As autoridades dizem que a mulher de 40 anos e as filhas — de seis e cinco anos — não possuem documentos válidos para permanecer na Índia. Elas foram alojadas em um centro de detenção para estrangeiros perto de Bangalore, a capital do Estado, e serão deportadas em breve.
Kutina defendeu seu estilo de vida em duas entrevistas em vídeo para a agência de notícias indiana ANI, dizendo que ela e as filhas estavam felizes vivendo na caverna, e que “a natureza proporciona boa saúde”.
Mas, mesmo uma semana depois de terem sido encontradas, ainda não está claro como a mulher e as filhas foram parar em uma floresta repleta de cobras e animais selvagens; há quanto tempo estavam vivendo lá; e quem realmente são.
Como foram encontradas pela polícia
“A região é popular entre os turistas, especialmente os estrangeiros. Mas tem muitas cobras, e é propensa a deslizamentos de terra, sobretudo durante a estação chuvosa. Para garantir a segurança dos turistas, começamos a patrulhar as florestas no ano passado”, contou à BBC M. Narayana, superintendente de polícia do distrito de Uttara Kannada.
Um segundo policial, que não pode ser identificado, e que fazia parte do grupo de patrulha que encontrou a caverna, disse que eles estavam descendo por uma colina íngreme para investigar quando se depararam com roupas coloridas que haviam sido penduradas para secar ao ar livre.
Quando se aproximaram da caverna — cuja entrada havia sido fechada com sáris (roupa tradicional feminina na Índia) coloridos — “uma garotinha loira chegou correndo”. Quando os policiais chocados a seguiram para o interior da caverna, encontraram Nina Kutina e a outra menina.
Seus pertences eram escassos — tapetes de plástico, roupas, pacotes de macarrão instantâneo e alguns outros alimentos —, e a caverna tinha goteiras.
Os vídeos gravados pela polícia na caverna, aos quais a BBC teve acesso, mostram as meninas vestidas com roupas coloridas indianas, sorrindo para a câmera.
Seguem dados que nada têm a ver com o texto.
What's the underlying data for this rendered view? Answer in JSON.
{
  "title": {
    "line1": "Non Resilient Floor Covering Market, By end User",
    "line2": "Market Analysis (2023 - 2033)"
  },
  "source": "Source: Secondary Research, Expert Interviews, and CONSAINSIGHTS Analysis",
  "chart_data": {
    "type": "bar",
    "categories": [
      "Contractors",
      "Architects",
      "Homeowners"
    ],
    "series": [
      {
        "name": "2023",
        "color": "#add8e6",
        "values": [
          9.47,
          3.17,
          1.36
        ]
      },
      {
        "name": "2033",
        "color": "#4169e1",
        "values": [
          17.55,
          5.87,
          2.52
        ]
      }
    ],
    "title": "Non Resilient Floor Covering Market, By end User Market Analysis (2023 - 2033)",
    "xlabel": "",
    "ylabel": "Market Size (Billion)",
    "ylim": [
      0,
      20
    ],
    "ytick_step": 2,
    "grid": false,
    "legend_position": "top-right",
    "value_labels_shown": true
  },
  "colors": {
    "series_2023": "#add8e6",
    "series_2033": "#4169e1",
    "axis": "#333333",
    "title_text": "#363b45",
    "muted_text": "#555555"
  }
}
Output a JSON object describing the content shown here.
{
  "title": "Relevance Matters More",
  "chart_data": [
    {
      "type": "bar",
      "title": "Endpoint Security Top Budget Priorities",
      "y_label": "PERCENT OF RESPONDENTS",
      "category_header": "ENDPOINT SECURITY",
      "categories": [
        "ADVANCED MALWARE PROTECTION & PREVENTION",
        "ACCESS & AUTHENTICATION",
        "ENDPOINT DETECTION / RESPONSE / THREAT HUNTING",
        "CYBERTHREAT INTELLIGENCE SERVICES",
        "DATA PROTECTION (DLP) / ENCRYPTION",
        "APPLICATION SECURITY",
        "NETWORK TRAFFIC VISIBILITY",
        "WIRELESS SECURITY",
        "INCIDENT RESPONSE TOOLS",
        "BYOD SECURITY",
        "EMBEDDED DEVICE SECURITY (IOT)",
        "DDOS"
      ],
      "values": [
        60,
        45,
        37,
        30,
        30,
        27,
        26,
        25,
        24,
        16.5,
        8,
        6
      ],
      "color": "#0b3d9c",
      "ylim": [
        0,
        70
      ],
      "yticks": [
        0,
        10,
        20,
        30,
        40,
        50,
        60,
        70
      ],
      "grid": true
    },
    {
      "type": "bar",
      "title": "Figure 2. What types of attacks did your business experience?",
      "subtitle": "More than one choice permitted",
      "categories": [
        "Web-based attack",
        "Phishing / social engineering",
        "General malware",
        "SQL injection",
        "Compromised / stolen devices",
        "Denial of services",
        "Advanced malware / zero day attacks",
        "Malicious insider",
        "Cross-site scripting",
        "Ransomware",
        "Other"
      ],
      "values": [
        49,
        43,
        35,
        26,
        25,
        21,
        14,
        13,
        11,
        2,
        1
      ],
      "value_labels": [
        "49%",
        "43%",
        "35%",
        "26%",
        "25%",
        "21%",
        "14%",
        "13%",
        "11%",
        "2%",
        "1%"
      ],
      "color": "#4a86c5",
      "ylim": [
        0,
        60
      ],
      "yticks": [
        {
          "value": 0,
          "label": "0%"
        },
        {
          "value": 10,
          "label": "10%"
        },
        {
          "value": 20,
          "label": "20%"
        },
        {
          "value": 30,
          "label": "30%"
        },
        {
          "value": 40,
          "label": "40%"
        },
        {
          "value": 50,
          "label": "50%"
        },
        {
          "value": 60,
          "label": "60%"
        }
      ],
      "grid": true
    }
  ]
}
“A mulher e as filhas pareciam bastante confortáveis no local”, disse Narayana. “Levamos algum tempo para convencê-la de que era perigoso viver ali”, acrescentou.
A polícia contou que, quando disseram a ela que a caverna não era segura devido à presença de cobras e animais selvagens na floresta, ela respondeu: “Os animais e as cobras são nossos amigos. Os humanos são perigosos”.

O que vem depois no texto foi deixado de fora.